Monday, July 28, 2008

McCain Caves To Right Wing On Gay Adoption, Says Orphans Shouldn’t Have Gay Parents

Earlier this month, Sen. John McCain (R-AZ) took an extreme position on gay adoption, telling the New York Times he believes in “traditional” families even if it means leaving children in orphanages. “I think that we’ve proven that both parents are important in the success of a family so, no I don’t believe in gay adoption,” he said.

But in follow-up statement, McCain aide Jill Hazelbaker backtracked, stating, “McCain could have been clearer.” She added that the senator would support gay adoption if there were no alternative:

However, as an adoptive father himself…he recognizes that there are many abandoned children who have yet to find homes. McCain believes that in those situations that caring parental figures are better for the child than the alternative.

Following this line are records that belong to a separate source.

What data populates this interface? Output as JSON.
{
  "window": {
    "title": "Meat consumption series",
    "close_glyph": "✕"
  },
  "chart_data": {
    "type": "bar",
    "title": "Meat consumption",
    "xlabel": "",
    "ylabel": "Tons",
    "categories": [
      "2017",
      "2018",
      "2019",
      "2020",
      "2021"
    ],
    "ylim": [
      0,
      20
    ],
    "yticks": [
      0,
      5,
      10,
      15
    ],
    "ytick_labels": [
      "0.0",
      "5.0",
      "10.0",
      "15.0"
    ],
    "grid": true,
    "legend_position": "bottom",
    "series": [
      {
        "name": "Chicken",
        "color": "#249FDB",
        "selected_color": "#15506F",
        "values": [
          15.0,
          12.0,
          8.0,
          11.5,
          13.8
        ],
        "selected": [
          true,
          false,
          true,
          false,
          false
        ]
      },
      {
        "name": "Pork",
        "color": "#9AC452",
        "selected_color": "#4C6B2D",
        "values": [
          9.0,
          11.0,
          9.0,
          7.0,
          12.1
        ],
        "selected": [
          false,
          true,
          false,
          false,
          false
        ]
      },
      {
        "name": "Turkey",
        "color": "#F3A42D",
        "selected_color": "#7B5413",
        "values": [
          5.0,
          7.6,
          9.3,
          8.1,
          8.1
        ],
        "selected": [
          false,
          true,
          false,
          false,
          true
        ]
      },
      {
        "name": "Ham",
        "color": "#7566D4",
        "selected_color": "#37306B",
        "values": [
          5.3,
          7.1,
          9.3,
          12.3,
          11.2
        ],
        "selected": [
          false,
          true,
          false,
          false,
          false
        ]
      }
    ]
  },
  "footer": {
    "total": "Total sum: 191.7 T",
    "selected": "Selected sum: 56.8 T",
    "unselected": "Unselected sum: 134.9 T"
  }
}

Interviewed on ABC today, however, McCain reverted to his original radical position, telling George Stephanopolous that he does not support gay adoption in any circumstance:

McCAIN: I think that family values are important, when we have two parent — families that are of parents that are the traditional family.

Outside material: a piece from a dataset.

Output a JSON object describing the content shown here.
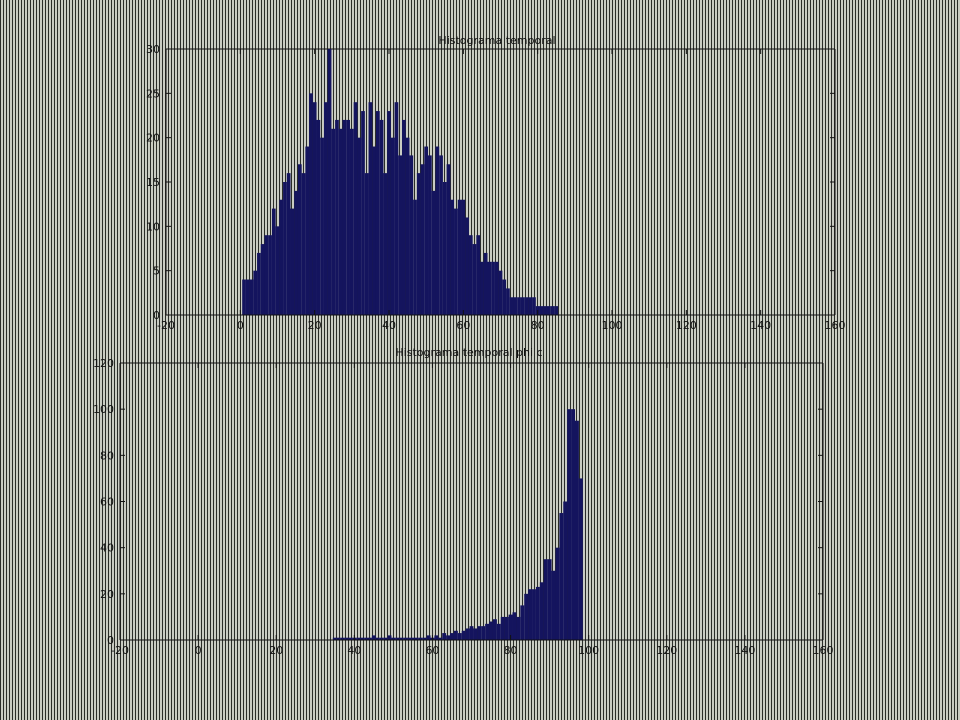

Q: But there are several hundred thousand children in the country who don’t have a home. And if a gay couple wants to adopt them, what’s wrong with that?

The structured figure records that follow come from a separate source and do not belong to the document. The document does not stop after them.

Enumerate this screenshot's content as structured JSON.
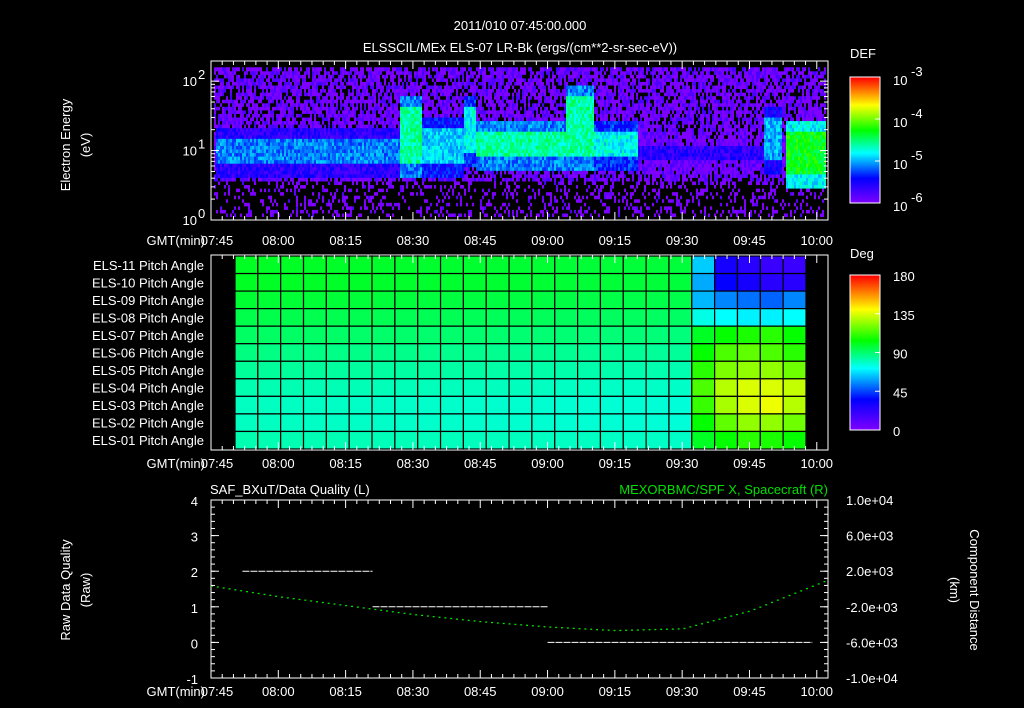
{
  "header": {
    "title": "2011/010 07:45:00.000",
    "subtitle": "ELSSCIL/MEx ELS-07 LR-Bk  (ergs/(cm**2-sr-sec-eV))"
  },
  "time_axis": {
    "label": "GMT(min)",
    "ticks": [
      "07:45",
      "08:00",
      "08:15",
      "08:30",
      "08:45",
      "09:00",
      "09:15",
      "09:30",
      "09:45",
      "10:00"
    ],
    "range_minutes_after_0745": [
      0,
      137.5
    ]
  },
  "chart_data": [
    {
      "type": "heatmap",
      "name": "electron-spectrogram",
      "ylabel": "Electron Energy",
      "yunit": "(eV)",
      "yscale": "log",
      "ylim": [
        1,
        195
      ],
      "yticks": [
        {
          "v": 1,
          "label": "10",
          "exp": "0"
        },
        {
          "v": 10,
          "label": "10",
          "exp": "1"
        },
        {
          "v": 100,
          "label": "10",
          "exp": "2"
        }
      ],
      "colorbar": {
        "title": "DEF",
        "scale": "log",
        "range": [
          -6,
          -3
        ],
        "ticks": [
          {
            "label": "10",
            "exp": "-3"
          },
          {
            "label": "10",
            "exp": "-4"
          },
          {
            "label": "10",
            "exp": "-5"
          },
          {
            "label": "10",
            "exp": "-6"
          }
        ]
      },
      "background_log_def": -6.0,
      "bands": [
        {
          "start": "07:46",
          "end": "08:27",
          "lo_eV": 4.5,
          "hi_eV": 20,
          "log_def": -5.1
        },
        {
          "start": "08:27",
          "end": "08:32",
          "lo_eV": 4.5,
          "hi_eV": 60,
          "log_def": -4.6
        },
        {
          "start": "08:32",
          "end": "08:41",
          "lo_eV": 4.5,
          "hi_eV": 30,
          "log_def": -4.9
        },
        {
          "start": "08:41",
          "end": "08:44",
          "lo_eV": 6,
          "hi_eV": 60,
          "log_def": -4.8
        },
        {
          "start": "08:44",
          "end": "09:04",
          "lo_eV": 5.5,
          "hi_eV": 25,
          "log_def": -4.6
        },
        {
          "start": "09:04",
          "end": "09:10",
          "lo_eV": 5.5,
          "hi_eV": 80,
          "log_def": -4.6
        },
        {
          "start": "09:10",
          "end": "09:20",
          "lo_eV": 5.5,
          "hi_eV": 25,
          "log_def": -4.8
        },
        {
          "start": "09:20",
          "end": "09:48",
          "lo_eV": 5,
          "hi_eV": 15,
          "log_def": -5.6
        },
        {
          "start": "09:48",
          "end": "09:52",
          "lo_eV": 5,
          "hi_eV": 40,
          "log_def": -5.0
        },
        {
          "start": "09:53",
          "end": "10:02",
          "lo_eV": 3.2,
          "hi_eV": 25,
          "log_def": -4.3
        }
      ]
    },
    {
      "type": "heatmap",
      "name": "pitch-angle",
      "rows": [
        "ELS-11 Pitch Angle",
        "ELS-10 Pitch Angle",
        "ELS-09 Pitch Angle",
        "ELS-08 Pitch Angle",
        "ELS-07 Pitch Angle",
        "ELS-06 Pitch Angle",
        "ELS-05 Pitch Angle",
        "ELS-04 Pitch Angle",
        "ELS-03 Pitch Angle",
        "ELS-02 Pitch Angle",
        "ELS-01 Pitch Angle"
      ],
      "time_start": "07:50",
      "time_end": "09:58",
      "columns": 25,
      "base_deg": [
        100,
        100,
        98,
        95,
        92,
        88,
        85,
        82,
        80,
        80,
        82
      ],
      "last_columns_deg": [
        [
          65,
          30,
          25,
          20,
          20
        ],
        [
          60,
          35,
          30,
          25,
          25
        ],
        [
          62,
          55,
          52,
          50,
          55
        ],
        [
          75,
          72,
          70,
          70,
          72
        ],
        [
          100,
          105,
          108,
          110,
          105
        ],
        [
          105,
          115,
          118,
          115,
          110
        ],
        [
          110,
          122,
          125,
          125,
          120
        ],
        [
          115,
          130,
          135,
          135,
          132
        ],
        [
          112,
          128,
          135,
          138,
          130
        ],
        [
          105,
          118,
          125,
          125,
          120
        ],
        [
          100,
          105,
          110,
          108,
          105
        ]
      ],
      "colorbar": {
        "title": "Deg",
        "range": [
          0,
          180
        ],
        "ticks": [
          "180",
          "135",
          "90",
          "45",
          "0"
        ]
      }
    },
    {
      "type": "line",
      "name": "data-quality-and-position",
      "title_left": "SAF_BXuT/Data Quality (L)",
      "title_right": "MEXORBMC/SPF X, Spacecraft (R)",
      "ylabel_left": "Raw Data Quality",
      "ylabel_left_unit": "(Raw)",
      "ylabel_right": "Component Distance",
      "ylabel_right_unit": "(km)",
      "ylim_left": [
        -1,
        4
      ],
      "yticks_left": [
        "4",
        "3",
        "2",
        "1",
        "0",
        "-1"
      ],
      "ylim_right": [
        -10000,
        10000
      ],
      "yticks_right": [
        "1.0e+04",
        "6.0e+03",
        "2.0e+03",
        "-2.0e+03",
        "-6.0e+03",
        "-1.0e+04"
      ],
      "quality_segments": [
        {
          "start": "07:52",
          "end": "08:21",
          "value": 2
        },
        {
          "start": "08:21",
          "end": "09:00",
          "value": 1
        },
        {
          "start": "09:00",
          "end": "09:59",
          "value": 0
        }
      ],
      "spf_x_km": {
        "times": [
          "07:45",
          "08:00",
          "08:15",
          "08:30",
          "08:45",
          "09:00",
          "09:15",
          "09:30",
          "09:45",
          "10:02"
        ],
        "values": [
          400,
          -800,
          -1800,
          -2800,
          -3600,
          -4200,
          -4600,
          -4400,
          -2400,
          1000
        ]
      }
    }
  ]
}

MCCAIN: I am for the values that two parent families, the traditional family represents.

Watch it:

McCain didn’t acknowledge that a two-parent family can also consist of same-sex parents. Unlike his spokeswoman, he also didn’t recognize that rejecting adoptions by same-sex parents means leaving thousands of children with no parents. As Winnie Stachelberg and Robert Gordon noted, about 130,000 children wait in the foster care system each year for a permanent home. And every year, half of these children are never placed.

In the interview, McCain repeatedly said that he is “for the values and principles that two parent families represent.” He also said preserving traditional families is “not the reason why I’m running for president of the United States.” Just seconds later, however, he reversed course and bluntly stated, “I’m running for president of the United States because I want to help with family values.”